In contrast, a non-relational database, also referred to as a “Not Only SQL” or a “NoSQL” database, provides a mechanism for storage and retrieval of data that is modeled using techniques other than tabular relations used in relational databases. Non-relational databases may be more simple in design and may provide better horizontal scaling compared to relational databases. A non-relational database may also be referred to as a “hierarchical database”, because the data elements are provided in a hierarchy rather than using table relationships. Non-relational databases are finding significant and growing use in big data and real-time Web applications. Non-relational databases include column-based databases, such as Accumulo, Cassandra and HBase; document-based databases, such as Clusterpoint, Couchbase, MarkLogic and MongoDB; key-value-based databases, such as Dynamo, FoundationDB, MemcacheDB, Redis, Riak and FairCom c-treeACE; and graph-based databases, such as Allegro, Neo4J, OrientDB and Virtuoso.

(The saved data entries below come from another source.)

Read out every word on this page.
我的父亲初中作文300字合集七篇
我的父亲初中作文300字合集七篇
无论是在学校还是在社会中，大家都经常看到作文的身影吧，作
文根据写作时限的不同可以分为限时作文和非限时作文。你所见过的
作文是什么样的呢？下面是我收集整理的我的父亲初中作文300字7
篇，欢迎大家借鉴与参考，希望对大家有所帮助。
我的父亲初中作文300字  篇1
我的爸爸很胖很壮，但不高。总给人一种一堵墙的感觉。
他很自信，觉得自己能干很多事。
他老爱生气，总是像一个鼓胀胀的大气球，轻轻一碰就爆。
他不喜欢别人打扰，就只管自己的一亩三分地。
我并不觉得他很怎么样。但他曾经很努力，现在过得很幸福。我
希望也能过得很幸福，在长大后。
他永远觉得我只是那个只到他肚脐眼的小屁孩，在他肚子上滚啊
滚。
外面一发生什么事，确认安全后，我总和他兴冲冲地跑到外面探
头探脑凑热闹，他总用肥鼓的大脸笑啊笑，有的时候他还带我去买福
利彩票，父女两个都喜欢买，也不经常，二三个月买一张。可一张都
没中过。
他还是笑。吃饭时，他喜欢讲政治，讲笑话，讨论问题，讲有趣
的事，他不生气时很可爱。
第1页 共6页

Database design is a process for producing a database. A DBMS may facilitate database design. Database design may generally include three overall operations: conceptual modeling of the database, logical modeling of the database and physical design of the database. In conceptual modeling, a database modeling computer system, method and/or program product is used to identify relationship dependencies within the data to be stored in the database. In logical modeling, a logical structure of a database may be defined using, for example, keys, domains and/or data types. Once the database is conceptually and logically modeled, the physical design of the database can specify the physical configuration of the database in a storage media. The physical design may be performed by a database creation system. Common DBMSs may include both a database modeling system for the conceptual and/or logical modeling and a database creation system, although these functionalities may also be separately provided by separate systems.
A database may be designed using an Entity-Relationship (ER) model, which is a data model for describing a database in an abstract way. In ER modeling, an entity may be defined as a thing which is recognized as being capable of an independent existence and which can be uniquely identified. In English grammar structure, an entity may be thought of as a “noun”. A relationship captures how entities are related to each other. Thus, relationships can be thought of as “verbs”, linking two or more nouns. Entities and relationships can both have attributes, which may be thought of as “adjectives” for entities, and “adverbs” for relationships.
Various embodiments described herein can selectively link join-queried entities in an entity-relationship model of a database. The selective linking may be performed by defining a pre-join tag in the entity-relationship model of the database and selectively providing a respective pre-join tag between respective join-queried entities in the entity-relationship model of the database. In some embodiments, frequently join-queried entities in the entity-relationship model of the database are identified, and a respective pre join tag is provided between the respective frequently join-queried entities in the entity-relationship model of the database. The frequently join-queried entities may be identified by identifying join-queried entities that comprise a comprise a join-queried frequency that exceeds a threshold.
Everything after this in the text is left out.